No se trata ahora de negar la evidencia y adoptar la actitud, tan poco airosa, de un optimismo bobalicón, o de dar las gracias a quienes te niegan el pan y la sal. Se trata de avanzar hacia los fundamentos humanistas que posibilitan la convivencia y dan sentido al liderazgo. Tarea que comienza desde los primeros niveles educativos. Si se piensa que el enfrentamiento es el motor del cambio, el deterioro social es inmediato. Cuando se enseña —tanto en la escuela como en la universidad— que es más estimulante la competencia que la colaboración, no es de extrañar que haya vuelto a prosperar la consabida insolidaridad celtibérica.

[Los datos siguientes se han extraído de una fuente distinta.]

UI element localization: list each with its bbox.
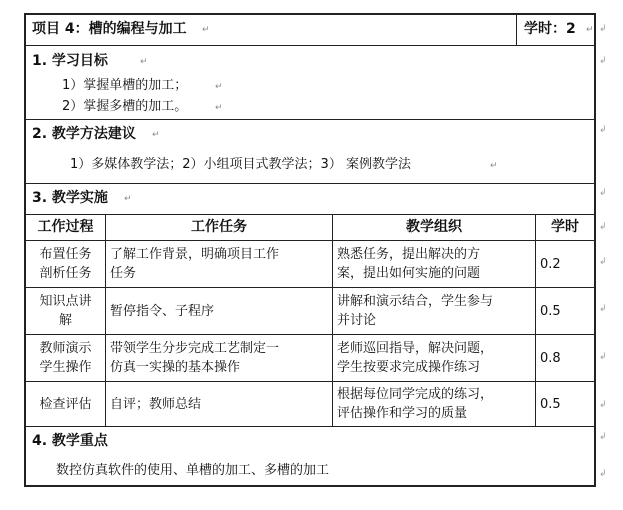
paragraph-mark: ↵ — [490, 161, 498, 171]
row-divider — [24, 183, 596, 184]
table-row-hours: 0.8 — [540, 350, 561, 366]
table-row-organization: 根据每位同学完成的练习， 评估操作和学习的质量 — [337, 387, 494, 421]
table-row-process: 教师演示 学生操作 — [39, 341, 92, 375]
paragraph-mark: ↵ — [215, 82, 223, 92]
column-header-process: 工作过程 — [37, 219, 94, 235]
focus-text: 数控仿真软件的使用、单槽的加工、多槽的加工 — [56, 463, 330, 478]
table-row-process: 检查评估 — [39, 396, 92, 412]
section-heading-methods: 2. 教学方法建议 — [32, 126, 136, 142]
table-border — [24, 13, 596, 15]
column-header-task: 工作任务 — [191, 219, 247, 235]
goal-item: 1）掌握单槽的加工； — [62, 78, 188, 93]
row-divider — [24, 45, 596, 46]
row-end-mark: ↲ — [599, 304, 607, 314]
lesson-plan-table — [24, 13, 596, 487]
section-heading-implementation: 3. 教学实施 — [32, 190, 108, 206]
paragraph-mark: ↵ — [215, 103, 223, 113]
table-row-task: 带领学生分步完成工艺制定一 仿真一实操的基本操作 — [110, 341, 280, 375]
project-title: 项目 4：槽的编程与加工 — [32, 21, 187, 37]
table-row-organization: 老师巡回指导，解决问题， 学生按要求完成操作练习 — [337, 341, 494, 375]
table-row-organization: 讲解和演示结合，学生参与 并讨论 — [337, 294, 494, 328]
table-row-hours: 0.5 — [540, 396, 561, 412]
row-end-mark: ↲ — [599, 432, 607, 442]
paragraph-mark: ↵ — [152, 130, 160, 140]
row-end-mark: ↲ — [599, 24, 607, 34]
column-header-hours: 学时 — [551, 219, 579, 235]
row-divider — [24, 119, 596, 120]
row-divider — [24, 426, 596, 427]
methods-text: 1）多媒体教学法；2）小组项目式教学法；3） 案例教学法 — [70, 157, 411, 172]
table-row-task: 了解工作背景，明确项目工作 任务 — [110, 247, 280, 281]
table-row-organization: 熟悉任务，提出解决的方 案，提出如何实施的问题 — [337, 247, 481, 281]
table-row-process: 布置任务 剖析任务 — [39, 247, 92, 281]
row-end-mark: ↲ — [599, 400, 607, 410]
column-divider — [516, 13, 517, 46]
table-row-task: 暂停指令、子程序 — [110, 303, 215, 319]
hours-label: 学时：2 — [524, 21, 576, 37]
table-row-process: 知识点讲 解 — [39, 294, 92, 328]
section-heading-focus: 4. 教学重点 — [32, 433, 108, 449]
column-header-organization: 教学组织 — [406, 219, 462, 235]
paragraph-mark: ↵ — [124, 194, 132, 204]
row-end-mark: ↲ — [599, 222, 607, 232]
row-end-mark: ↲ — [599, 125, 607, 135]
row-end-mark: ↲ — [599, 56, 607, 66]
paragraph-mark: ↵ — [586, 25, 594, 35]
goal-item: 2）掌握多槽的加工。 — [62, 99, 188, 114]
table-row-hours: 0.5 — [540, 303, 561, 319]
table-row-task: 自评；教师总结 — [110, 396, 202, 412]
row-end-mark: ↲ — [599, 352, 607, 362]
table-border — [594, 13, 596, 487]
table-border — [24, 485, 596, 487]
row-end-mark: ↲ — [599, 188, 607, 198]
paragraph-mark: ↵ — [140, 57, 148, 67]
table-row-hours: 0.2 — [540, 256, 561, 272]
row-end-mark: ↲ — [599, 469, 607, 479]
section-heading-goals: 1. 学习目标 — [32, 53, 108, 69]
row-end-mark: ↲ — [599, 257, 607, 267]
paragraph-mark: ↵ — [202, 25, 210, 35]
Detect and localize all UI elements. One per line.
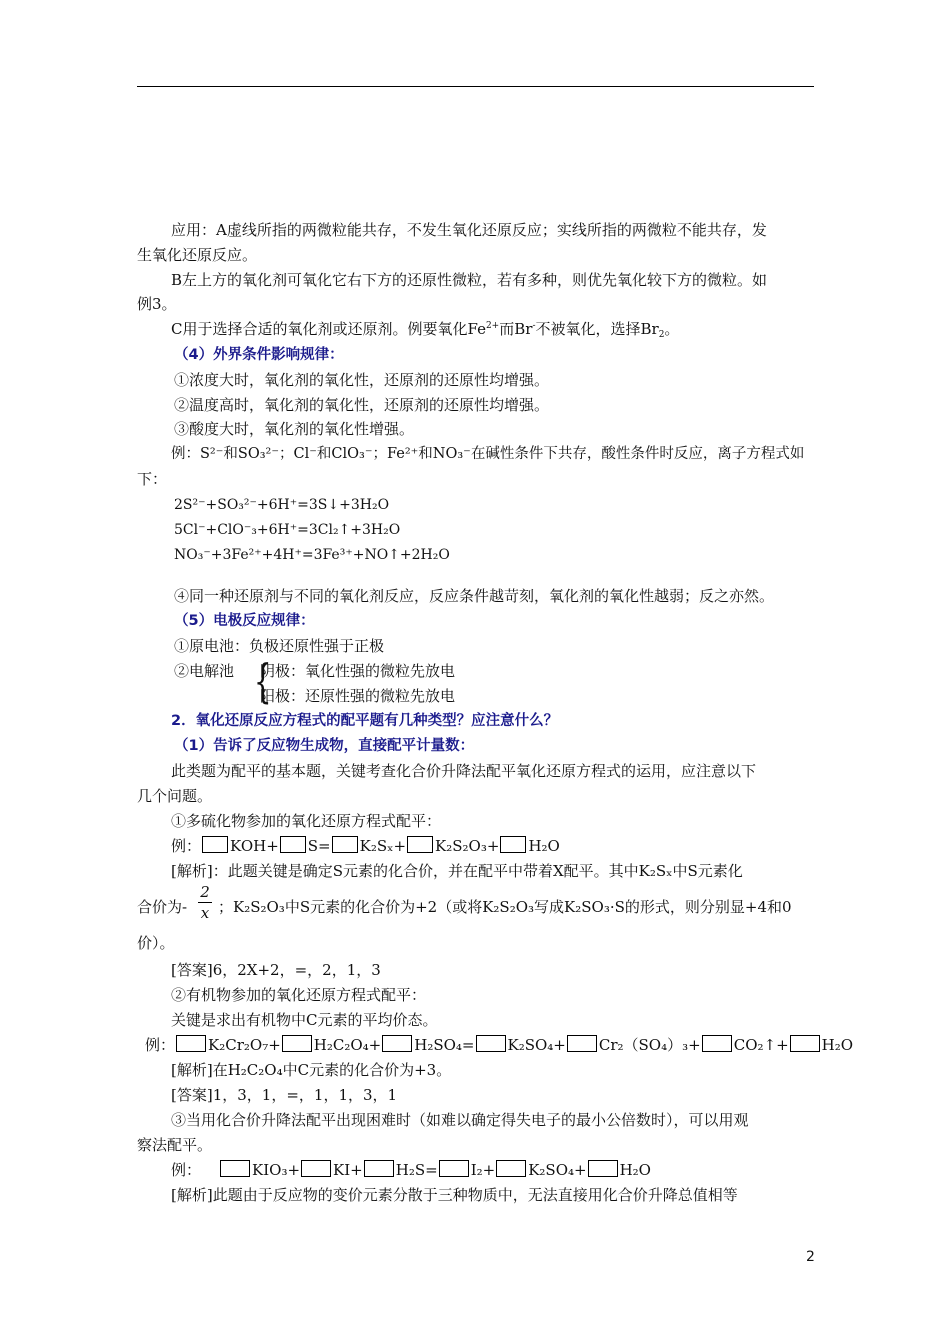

Ortega y Gasset escribió hace noventa años sobre el sesgo morboso que ya entonces había adquirido por estas tierras la concepción de la democracia. Lo que hoy se ha vuelto enfermizo y desnortado es el liberalismo, compartido actualmente por una izquierda que ha perdido su identidad solidaria y justiciera. Por eso, incluso en el ámbito de la investigación, se premia la competitividad en lugar del talento. Si se les hubieran aplicado criterios tan estrechos y unívocos de evaluación como los actualmente en curso, ninguno de los grandes genios científicos y filosóficos de la modernidad habrían podido levantar cabeza. Los resultados de las indagaciones acerca del mundo y de la condición humana se han expuesto, a lo largo de siglos, en los más diversos géneros literarios. Pero ninguno tan extraño como el paper—impermeable a la creatividad— que hoy se impone como cauce prácticamente exclusivo de valoración intelectual. El propio Ortega no habría pasado —para llegar a su cátedra universitaria— un filtro tan minimalista.

Para que se abra camino la mentalidad interdisciplinar y multicultural, lo primero que se precisa es generosidad y amplitud mental. Sin magnanimidad nunca se acaban de superar los planteamientos burocráticos y tecnocráticos. El único modo de intentar entonces una mejora metodológica, tanto en la educación como en la convivencia, es el enfoque procedimentalista. Cuando se ignoran los fundamentos y los contenidos, se acaba por recurrir a la imposición de rutinas y a la proliferación de reglamentos. La mediocridad es la regla y la excelencia resulta penalizada. Sobra organización, pero falta vida.

Presenciamos así, en toda Europa, una judicialización de la convivencia, un ahogo del talento y un descenso de la calidad de enseñanza. Panorama que, de rechazo, abre posibilidades inéditas a un liderazgo cultural y político que apueste de nuevo por el crecimiento humano de las personas, la capacidad de iniciativa social y la vertiente comunitaria de las libertades.

Si se sigue apostando por la pugna, limitada sólo por la reglamentación, el panorama se cierra y domina el temple pesimista. Si, en cambio, se opta por la colaboración, incentivada por la confianza en la libertad, el horizonte se abre y fulgura la esperanza.